In the in vivo experiments, injections of quinine resulted in a reduction in the number of parasites in the fish, but there was no significant difference in the number of trophonts between the quinine-treated groups and the control group in the in-feed trials. Quinine administered through feed was well-tolerated by the fish, but uptake diminished at higher concentrations.
8. Regular Water Exchange
The most important step is to improve water quality by doing regular water changes and add filtration system in water body.
You can also help reduce stress on your fish by providing a stress-free environment and avoiding sudden changes in temperature. Perform a partial water change and clean the filter to remove any excess medication and parasites from the tank.
Continue to monitor your fish closely and treat for an additional 3-5 days after the visible signs of ich have disappeared to ensure that all of the parasites have been eliminated.

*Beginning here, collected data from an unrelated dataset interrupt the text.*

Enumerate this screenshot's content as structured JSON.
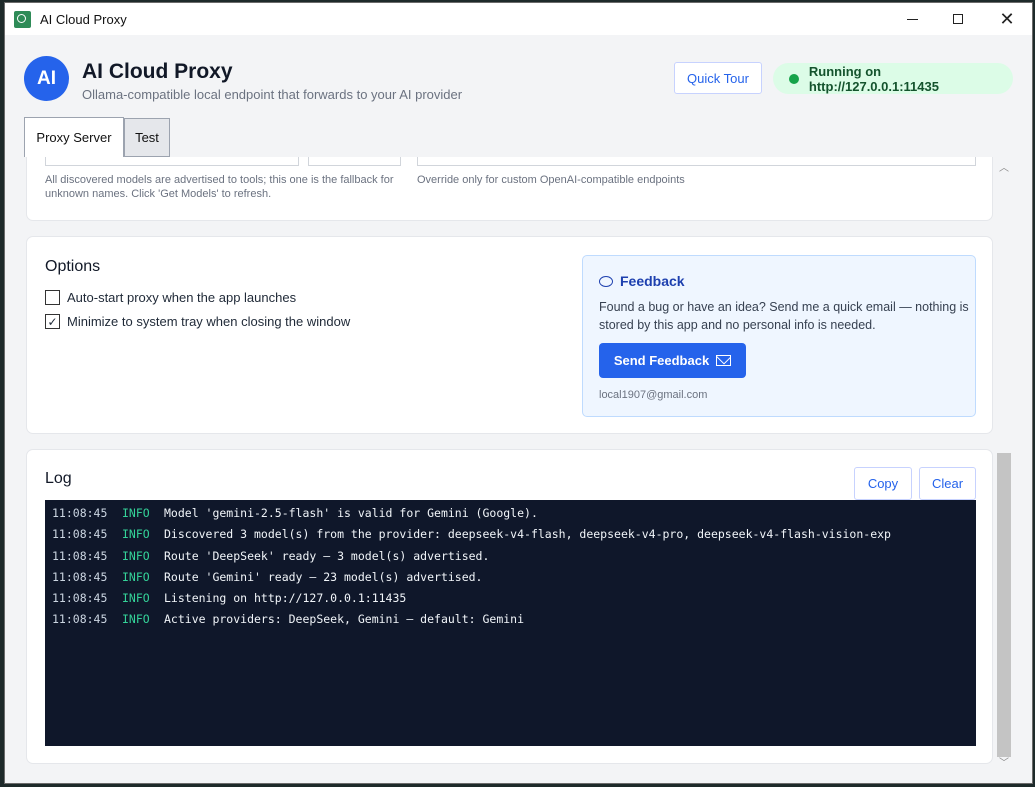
{
  "window": {
    "title": "AI Cloud Proxy"
  },
  "header": {
    "avatar": "AI",
    "title": "AI Cloud Proxy",
    "subtitle": "Ollama-compatible local endpoint that forwards to your AI provider",
    "quick_tour": "Quick Tour",
    "status": "Running on http://127.0.0.1:11435",
    "status_color": "#16a34a"
  },
  "tabs": [
    {
      "label": "Proxy Server",
      "active": true
    },
    {
      "label": "Test",
      "active": false
    }
  ],
  "model_section": {
    "model_hint": "All discovered models are advertised to tools; this one is the fallback for unknown names. Click 'Get Models' to refresh.",
    "endpoint_hint": "Override only for custom OpenAI-compatible endpoints"
  },
  "options": {
    "title": "Options",
    "items": [
      {
        "label": "Auto-start proxy when the app launches",
        "checked": false
      },
      {
        "label": "Minimize to system tray when closing the window",
        "checked": true
      }
    ]
  },
  "feedback": {
    "title": "Feedback",
    "text": "Found a bug or have an idea? Send me a quick email — nothing is stored by this app and no personal info is needed.",
    "button": "Send Feedback",
    "email": "local1907@gmail.com"
  },
  "log": {
    "title": "Log",
    "copy": "Copy",
    "clear": "Clear",
    "lines": [
      {
        "time": "11:08:45",
        "level": "INFO",
        "msg": "Model 'gemini-2.5-flash' is valid for Gemini (Google)."
      },
      {
        "time": "11:08:45",
        "level": "INFO",
        "msg": "Discovered 3 model(s) from the provider: deepseek-v4-flash, deepseek-v4-pro, deepseek-v4-flash-vision-exp"
      },
      {
        "time": "11:08:45",
        "level": "INFO",
        "msg": "Route 'DeepSeek' ready — 3 model(s) advertised."
      },
      {
        "time": "11:08:45",
        "level": "INFO",
        "msg": "Route 'Gemini' ready — 23 model(s) advertised."
      },
      {
        "time": "11:08:45",
        "level": "INFO",
        "msg": "Listening on http://127.0.0.1:11435"
      },
      {
        "time": "11:08:45",
        "level": "INFO",
        "msg": "Active providers: DeepSeek, Gemini — default: Gemini"
      }
    ]
  }
}
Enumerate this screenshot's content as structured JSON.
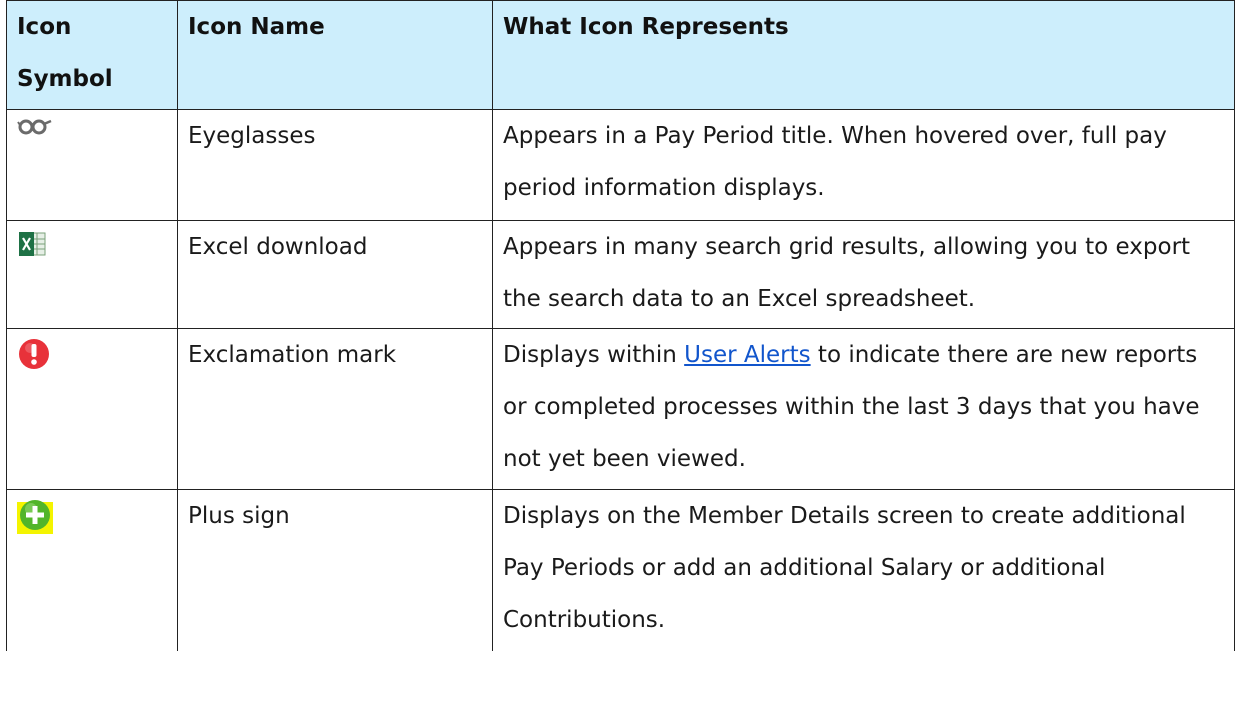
{
  "headers": {
    "icon_symbol": "Icon Symbol",
    "icon_name": "Icon Name",
    "what_icon_represents": "What Icon Represents"
  },
  "rows": [
    {
      "icon": "eyeglasses-icon",
      "name": "Eyeglasses",
      "description": "Appears in a Pay Period title. When hovered over, full pay period information displays."
    },
    {
      "icon": "excel-icon",
      "name": "Excel download",
      "description": "Appears in many search grid results, allowing you to export the search data to an Excel spreadsheet."
    },
    {
      "icon": "exclamation-icon",
      "name": "Exclamation mark",
      "description_before": "Displays within ",
      "link_text": "User Alerts",
      "description_after": " to indicate there are new reports or completed processes within the last 3 days that you have not yet been viewed."
    },
    {
      "icon": "plus-icon",
      "name": "Plus sign",
      "description": "Displays on the Member Details screen to create additional Pay Periods or add an additional Salary or additional Contributions."
    }
  ],
  "colors": {
    "header_background": "#cdeefc",
    "link": "#1155cc",
    "excel_green": "#1e7145",
    "exclamation_red": "#e8323a",
    "plus_green": "#52b52a",
    "plus_highlight": "#f4f400"
  }
}
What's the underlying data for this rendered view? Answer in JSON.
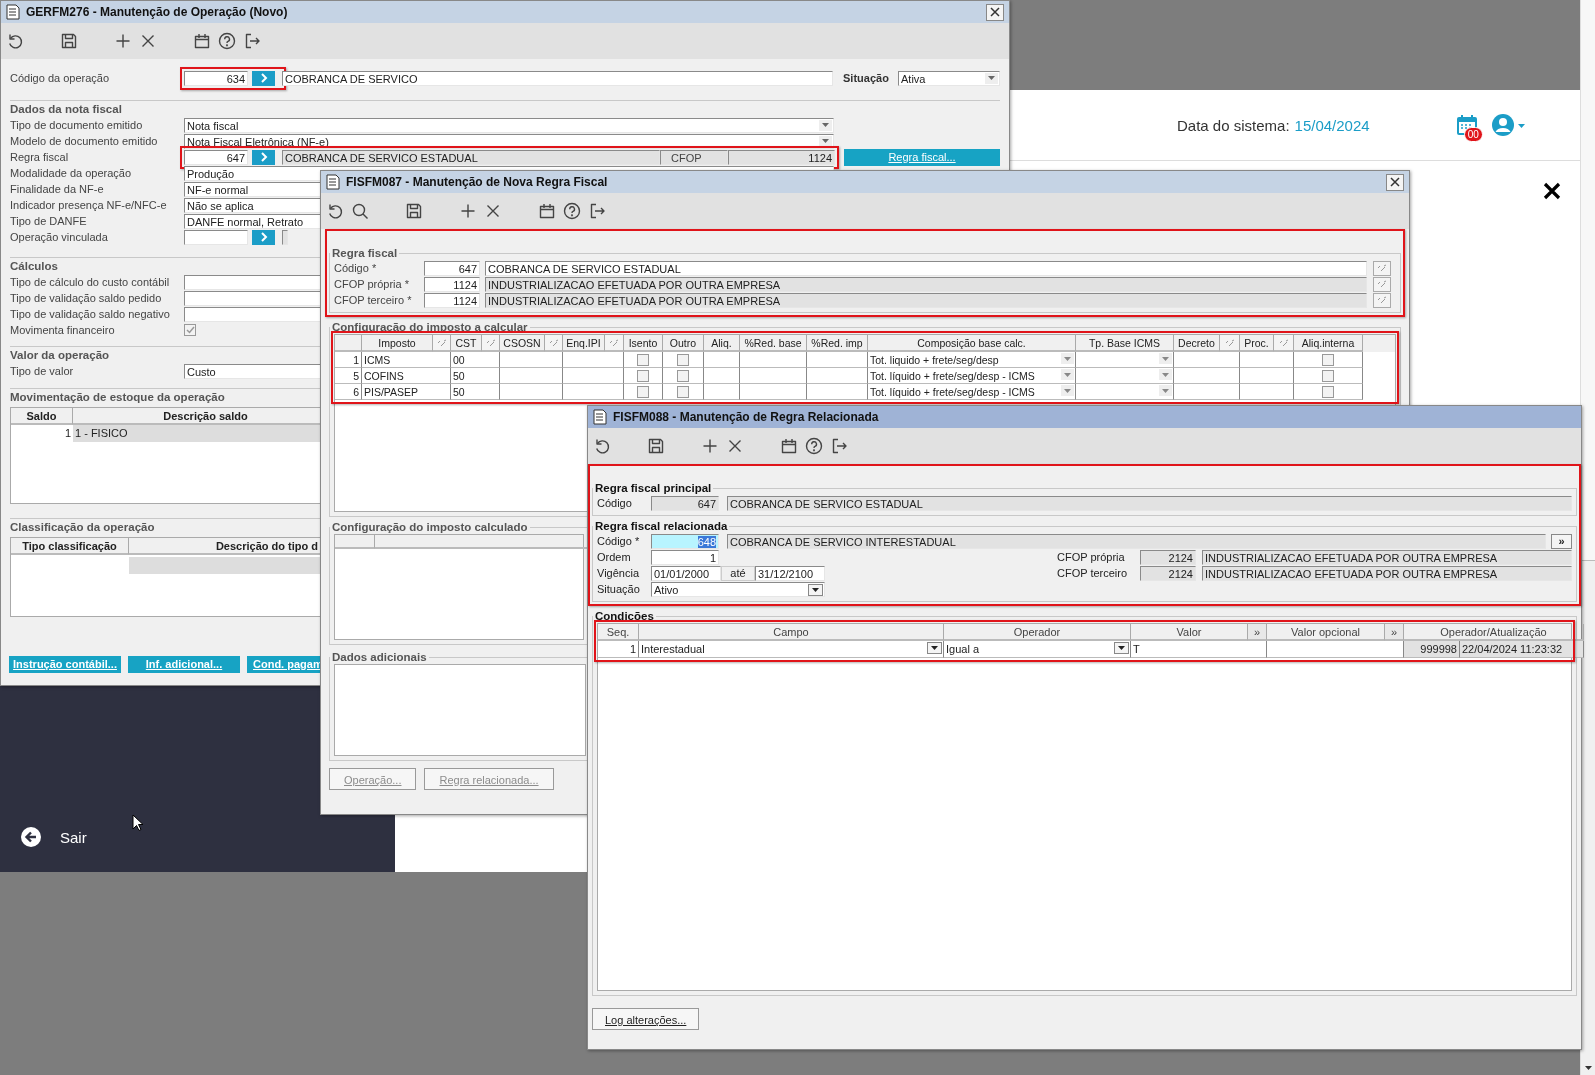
{
  "app_header": {
    "date_label": "Data do sistema:",
    "date": "15/04/2024",
    "badge": "00"
  },
  "sidebar": {
    "exit": "Sair"
  },
  "operation_window": {
    "title": "GERFM276 - Manutenção de Operação (Novo)",
    "active": false,
    "code_row": {
      "label": "Código da operação",
      "code": "634",
      "description": "COBRANCA DE SERVICO",
      "highlighted": true
    },
    "status": {
      "label": "Situação",
      "value": "Ativa"
    },
    "sections": [
      {
        "title": "Dados da nota fiscal",
        "rows": [
          {
            "kind": "select",
            "label": "Tipo de documento emitido",
            "value": "Nota fiscal"
          },
          {
            "kind": "select",
            "label": "Modelo de documento emitido",
            "value": "Nota Fiscal Eletrônica (NF-e)"
          },
          {
            "kind": "rule",
            "label": "Regra fiscal",
            "code": "647",
            "description": "COBRANCA DE SERVICO ESTADUAL",
            "cfop_label": "CFOP",
            "cfop": "1124",
            "button": "Regra fiscal...",
            "highlighted": true
          },
          {
            "kind": "text",
            "label": "Modalidade da operação",
            "value": "Produção"
          },
          {
            "kind": "text",
            "label": "Finalidade da NF-e",
            "value": "NF-e normal"
          },
          {
            "kind": "text",
            "label": "Indicador presença NF-e/NFC-e",
            "value": "Não se aplica"
          },
          {
            "kind": "text",
            "label": "Tipo de DANFE",
            "value": "DANFE normal, Retrato"
          },
          {
            "kind": "lookup",
            "label": "Operação vinculada"
          }
        ]
      },
      {
        "title": "Cálculos",
        "rows": [
          {
            "kind": "text",
            "label": "Tipo de cálculo do custo contábil"
          },
          {
            "kind": "text",
            "label": "Tipo de validação saldo pedido"
          },
          {
            "kind": "text",
            "label": "Tipo de validação saldo negativo"
          },
          {
            "kind": "checkbox",
            "label": "Movimenta financeiro",
            "checked": true
          }
        ]
      },
      {
        "title": "Valor da operação",
        "rows": [
          {
            "kind": "text",
            "label": "Tipo de valor",
            "value": "Custo"
          }
        ]
      }
    ],
    "stock_section": {
      "title": "Movimentação de estoque da operação",
      "columns": [
        "Saldo",
        "Descrição saldo"
      ],
      "rows": [
        {
          "balance": "1",
          "description": "1 - FISICO"
        }
      ]
    },
    "class_section": {
      "title": "Classificação da operação",
      "columns": [
        "Tipo classificação",
        "Descrição do tipo d"
      ]
    },
    "buttons": [
      "Instrução contábil...",
      "Inf. adicional...",
      "Cond. pagam"
    ]
  },
  "rule_window": {
    "title": "FISFM087 - Manutenção de Nova Regra Fiscal",
    "active": false,
    "rule_section": {
      "title": "Regra fiscal",
      "highlighted": true,
      "rows": [
        {
          "label": "Código *",
          "code": "647",
          "description": "COBRANCA DE SERVICO ESTADUAL",
          "disabled": false
        },
        {
          "label": "CFOP própria *",
          "code": "1124",
          "description": "INDUSTRIALIZACAO EFETUADA POR OUTRA EMPRESA",
          "disabled": true
        },
        {
          "label": "CFOP terceiro *",
          "code": "1124",
          "description": "INDUSTRIALIZACAO EFETUADA POR OUTRA EMPRESA",
          "disabled": true
        }
      ]
    },
    "tax_section": {
      "title": "Configuração do imposto a calcular",
      "highlighted": true,
      "columns": [
        {
          "kind": "text",
          "label": "Imposto"
        },
        {
          "kind": "lookup"
        },
        {
          "kind": "text",
          "label": "CST"
        },
        {
          "kind": "lookup"
        },
        {
          "kind": "text",
          "label": "CSOSN"
        },
        {
          "kind": "lookup"
        },
        {
          "kind": "text",
          "label": "Enq.IPI"
        },
        {
          "kind": "lookup"
        },
        {
          "kind": "text",
          "label": "Isento"
        },
        {
          "kind": "text",
          "label": "Outro"
        },
        {
          "kind": "text",
          "label": "Aliq."
        },
        {
          "kind": "text",
          "label": "%Red. base"
        },
        {
          "kind": "text",
          "label": "%Red. imp"
        },
        {
          "kind": "text",
          "label": "Composição base calc."
        },
        {
          "kind": "text",
          "label": "Tp. Base ICMS"
        },
        {
          "kind": "text",
          "label": "Decreto"
        },
        {
          "kind": "lookup"
        },
        {
          "kind": "text",
          "label": "Proc."
        },
        {
          "kind": "lookup"
        },
        {
          "kind": "text",
          "label": "Aliq.interna"
        }
      ],
      "rows": [
        {
          "seq": "1",
          "tax": "ICMS",
          "cst": "00",
          "exempt": false,
          "other": false,
          "composition": "Tot. liquido + frete/seg/desp",
          "internal_rate": false
        },
        {
          "seq": "5",
          "tax": "COFINS",
          "cst": "50",
          "exempt": false,
          "other": false,
          "composition": "Tot. líquido + frete/seg/desp - ICMS",
          "internal_rate": false
        },
        {
          "seq": "6",
          "tax": "PIS/PASEP",
          "cst": "50",
          "exempt": false,
          "other": false,
          "composition": "Tot. líquido + frete/seg/desp - ICMS",
          "internal_rate": false
        }
      ]
    },
    "calculated_section": {
      "title": "Configuração do imposto calculado"
    },
    "notes_section": {
      "title": "Dados adicionais"
    },
    "buttons": [
      {
        "label": "Operação...",
        "disabled": true
      },
      {
        "label": "Regra relacionada...",
        "disabled": true
      }
    ]
  },
  "related_window": {
    "title": "FISFM088 - Manutenção de Regra Relacionada",
    "active": true,
    "highlighted": true,
    "main_rule": {
      "title": "Regra fiscal principal",
      "label": "Código",
      "code": "647",
      "description": "COBRANCA DE SERVICO ESTADUAL"
    },
    "related_rule": {
      "title": "Regra fiscal relacionada",
      "code_label": "Código *",
      "code": "648",
      "code_selected": true,
      "description": "COBRANCA DE SERVICO INTERESTADUAL",
      "more": "»",
      "order_label": "Ordem",
      "order": "1",
      "validity_label": "Vigência",
      "valid_from": "01/01/2000",
      "until_label": "até",
      "valid_to": "31/12/2100",
      "status_label": "Situação",
      "status": "Ativo",
      "cfops": [
        {
          "label": "CFOP própria",
          "code": "2124",
          "description": "INDUSTRIALIZACAO EFETUADA POR OUTRA EMPRESA"
        },
        {
          "label": "CFOP terceiro",
          "code": "2124",
          "description": "INDUSTRIALIZACAO EFETUADA POR OUTRA EMPRESA"
        }
      ]
    },
    "conditions": {
      "title": "Condições",
      "highlighted": true,
      "columns": [
        {
          "kind": "text",
          "label": "Seq."
        },
        {
          "kind": "text",
          "label": "Campo"
        },
        {
          "kind": "text",
          "label": "Operador"
        },
        {
          "kind": "text",
          "label": "Valor"
        },
        {
          "kind": "more",
          "label": "»"
        },
        {
          "kind": "text",
          "label": "Valor opcional"
        },
        {
          "kind": "more",
          "label": "»"
        },
        {
          "kind": "text",
          "label": "Operador/Atualização"
        }
      ],
      "rows": [
        {
          "seq": "1",
          "field": "Interestadual",
          "operator": "Igual a",
          "value": "T",
          "user": "999998",
          "updated": "22/04/2024 11:23:32"
        }
      ]
    },
    "log_button": "Log alterações..."
  }
}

White Spot But Not Caused By Ich
White spots on fish can be caused by a variety of things, including parasites, fungal infections, and physical injuries.
If the white spots are not caused by ich (also known as white spot disease), it is important to determine the underlying cause in order to properly treat the condition.
Some possible causes of white spots on fish include:
- Velvet disease: A parasite that causes small, gold or brown spots on the skin of fish.
- Columnaris: A bacterial infection that causes white patches or lesions on the skin or fins of fish.
- Fungal infections: Fungal infections can cause white or gray patches on the skin or fins of fish.
- Physical injuries: Physical injuries, such as cuts or abrasions, can also cause white spots on fish.
Frequently Asked Questions (FAQs)
Can white spot affect humans?
Ich parasites do not infect humans and cannot be transmitted to humans from fish.
However, humans can be infected with other parasites that may be transmitted through fish, such as tapeworms and certain types of flukes. These parasites typically require intermediate hosts, such as snails or crustaceans, to complete their life cycle.
Humans can become infected if they eat raw or undercooked fish that is contaminated with these parasites. To reduce the risk of infection, it is important to cook fish thoroughly and to practice good hygiene when handling raw fish.
Can white spot kill fish?
Ich can be a serious and potentially fatal disease for fish. The parasite interfere with the fish’s ability to breathe and regulate its body temperature, which can weaken the fish and make it more susceptible to other diseases.
In severe cases, ich can lead to significant morbidity and mortality in fish. The mortality rate may vary depending on the species of fish, the level of infection, and the overall health of the fish. Some fish, particularly those that are stressed or immunocompromised, may be more vulnerable to the effects of ich.
How long does ich stay on fish?
The ich life cycle is relatively short, lasting only about 10 days, but during that time the parasite can infect and kill vast numbers of fish.